Polícia

Condenado por posse de munição de fuzil, oficial da PM alega incompetência da Justiça Militar para julgá-lo

Ele recorreu junto ao TJMS e recurso será julgado no próximo dia 10

Renan Nucci Publicado em 31/05/2021, às 16h45

Viatura da Corregedoria da PMMS
Viatura da Corregedoria da PMMS - Arquivo

No próximo dia 10, a 1ª Câmara Criminal do TJMS (Tribunal de Justiça de Mato Grosso do Sul) julgará apelação criminal do tenente-coronel da Polícia Militar Luiz Carlos Rodrigues Carneiro, condenado a três anos de prisão, em regime inicial aberto, por posse irregular de arma de fogo de uso restrito, após ser flagrado com 20 munições de calibre 7,62 em sua residência.

Em suas justificativas, o militar afirma incompetência da Justiça Militar, que o condenou em primeiro grau, pede a nulidade do laudo pericial feito nas munições, pede a reabertura da fase de instrução processual ou a absolvição por falta de provas. O Ministério Público Estadual e a Procuradoria-Geral se manifestaram pelo indeferimento dos pedidos.

Durante a Operação Oiketicus, deflagrada pelo Gaeco (Grupo de Atuação Especial e Combate ao Crime Organizado), do Ministério Público, foram encontradas as munições de 7,62 na casa de Carneiro. O material é usado em fuzis de guerra como os FN FAL, de origem belga, e AK-47, de fabricação russa. A ação havia sido realizada para desarticular quadrilha de cigarreiros que tinha apoio de policiais militares.

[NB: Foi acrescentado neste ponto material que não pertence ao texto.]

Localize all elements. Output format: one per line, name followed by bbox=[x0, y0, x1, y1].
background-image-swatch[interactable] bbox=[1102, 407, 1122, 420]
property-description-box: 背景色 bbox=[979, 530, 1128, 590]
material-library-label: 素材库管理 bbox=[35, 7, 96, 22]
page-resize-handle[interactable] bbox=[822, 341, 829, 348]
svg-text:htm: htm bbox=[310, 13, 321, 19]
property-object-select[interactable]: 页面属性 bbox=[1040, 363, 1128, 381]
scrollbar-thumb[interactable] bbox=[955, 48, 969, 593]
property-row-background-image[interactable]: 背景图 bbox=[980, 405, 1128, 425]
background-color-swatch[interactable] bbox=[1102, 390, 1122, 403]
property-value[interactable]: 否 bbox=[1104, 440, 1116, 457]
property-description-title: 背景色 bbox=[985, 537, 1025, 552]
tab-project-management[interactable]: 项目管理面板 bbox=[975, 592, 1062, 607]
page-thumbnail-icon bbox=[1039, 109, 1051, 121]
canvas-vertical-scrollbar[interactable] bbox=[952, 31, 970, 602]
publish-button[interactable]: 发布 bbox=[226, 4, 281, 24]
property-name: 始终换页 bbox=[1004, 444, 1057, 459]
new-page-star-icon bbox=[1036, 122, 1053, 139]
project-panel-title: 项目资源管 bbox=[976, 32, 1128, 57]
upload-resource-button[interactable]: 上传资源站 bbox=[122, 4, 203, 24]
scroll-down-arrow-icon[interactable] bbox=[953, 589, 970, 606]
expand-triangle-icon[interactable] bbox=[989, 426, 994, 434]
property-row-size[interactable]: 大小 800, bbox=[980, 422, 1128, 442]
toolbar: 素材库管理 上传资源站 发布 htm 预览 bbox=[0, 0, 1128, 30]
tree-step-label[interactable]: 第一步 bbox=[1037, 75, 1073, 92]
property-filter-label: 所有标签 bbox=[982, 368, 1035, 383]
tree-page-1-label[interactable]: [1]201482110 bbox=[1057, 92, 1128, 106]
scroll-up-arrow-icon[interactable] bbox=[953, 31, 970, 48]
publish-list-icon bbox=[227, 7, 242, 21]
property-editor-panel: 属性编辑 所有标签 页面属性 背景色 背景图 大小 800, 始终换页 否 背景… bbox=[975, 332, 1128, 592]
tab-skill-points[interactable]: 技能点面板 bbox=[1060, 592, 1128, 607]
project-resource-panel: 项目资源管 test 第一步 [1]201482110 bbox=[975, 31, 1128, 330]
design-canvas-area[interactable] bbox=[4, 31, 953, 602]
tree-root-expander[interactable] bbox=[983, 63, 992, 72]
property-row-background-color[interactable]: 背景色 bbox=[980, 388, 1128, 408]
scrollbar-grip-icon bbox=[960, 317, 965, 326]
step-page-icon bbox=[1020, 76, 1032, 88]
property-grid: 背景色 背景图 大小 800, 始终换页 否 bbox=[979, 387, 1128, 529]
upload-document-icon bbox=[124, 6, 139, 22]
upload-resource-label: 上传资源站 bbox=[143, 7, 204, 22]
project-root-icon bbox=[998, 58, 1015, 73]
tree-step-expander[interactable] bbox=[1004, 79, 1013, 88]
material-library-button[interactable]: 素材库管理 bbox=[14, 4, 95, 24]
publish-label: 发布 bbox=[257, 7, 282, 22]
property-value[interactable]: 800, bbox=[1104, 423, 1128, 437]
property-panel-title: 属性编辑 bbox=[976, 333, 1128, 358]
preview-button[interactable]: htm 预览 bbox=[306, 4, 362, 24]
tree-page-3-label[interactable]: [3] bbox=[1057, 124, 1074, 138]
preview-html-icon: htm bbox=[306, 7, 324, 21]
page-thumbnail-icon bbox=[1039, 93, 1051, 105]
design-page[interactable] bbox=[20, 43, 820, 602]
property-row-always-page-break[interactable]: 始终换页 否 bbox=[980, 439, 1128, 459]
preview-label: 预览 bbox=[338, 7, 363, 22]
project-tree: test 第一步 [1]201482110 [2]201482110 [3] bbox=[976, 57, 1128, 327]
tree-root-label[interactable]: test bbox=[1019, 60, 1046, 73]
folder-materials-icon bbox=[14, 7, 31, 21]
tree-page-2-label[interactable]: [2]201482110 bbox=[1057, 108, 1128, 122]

“Assim, embora o acusado não tenha confessado a autoria delitiva,pelos depoimentos das testemunhas alhures, se conclui que as munições de uso restrito estavam na posse do réu – em sua residência, sem autorização ou em desacordo com determinação legal ou regulamentar”, afirmou o juiz Alexandre Antunes da Silva, da Auditoria Militar na sentença que condenou o tenente-coronel a três anos de prisão em regime aberto.

Preso

Em novembro do ano passado, carneiro foi preso com contrabando na BR-463, em Ponta Porã. Ele estava como passageiro de um veículo Renault Sandero, conduzido por um rapaz de 27 anos. Ele foi abordado por policiais do DOF (Departamento de Operações de Fronteira), que faziam patrulhamento na estrada vicinal, que liga o assentamento Itamaraty à BR-463.

 Os policiais desconfiaram já que o trecho é utilizado por contrabandistas, traficantes e muambeiros. Então, fizeram a abordagem. O tenente-coronel da PMMS, de acordo com as informações policiais, estava no banco do carona e se identificou como policial militar, mostrando inclusive a identidade funcional.

Mas os policiais que fizeram a abordagem ignoraram a carteirada e cumpriram a obrigação funcional. Constataram alguns volumes no banco traseiro e, ao perguntar ao motorista o que eram, o rapaz respondeu que se tratava de mercadoria de origem estrangeira.

Os policiais pediram então que abrissem o porta-malas, onde havia outras mercadorias. Foram encontrados 30 celulares Ipro Opal, 14 pacotes de cabo de internet e 400 cigarros eletrônicos.

Os policiais do DOF deram voz de prisão aos dois, que foram então levados para a delegacia de Polícia Federal de Ponta Porã. Em seguida, os militares seguiram para a Corregedoria da PM em Campo Grande.

Em depoimento, o motorista entregou que foi contratado para pegar os produtos no Paraguai e que Luiz Carlos Rodrigues Carneiro foi junto para ‘dar apoio, já que é policial militar’.

No entanto, o tenente nega. Ele afirma que teria ido junto de carona porque iria até o Assentamento Itamaraty, onde entregaria um dinheiro ao ex-sogro para pagamento de funcionários. Mesmo sendo policial experiente, supostamente capacitado para funções de comando pela Polícia Militar de MS, o tenente-coronel não explicou porque não desconfiou da carga, nem tentou averiguar antes de entrar no veículo que seguiria por estrada vicinal reconhecida em Mato Grosso do Sul como rota usual do descaminho, contrabando e narcotráfico.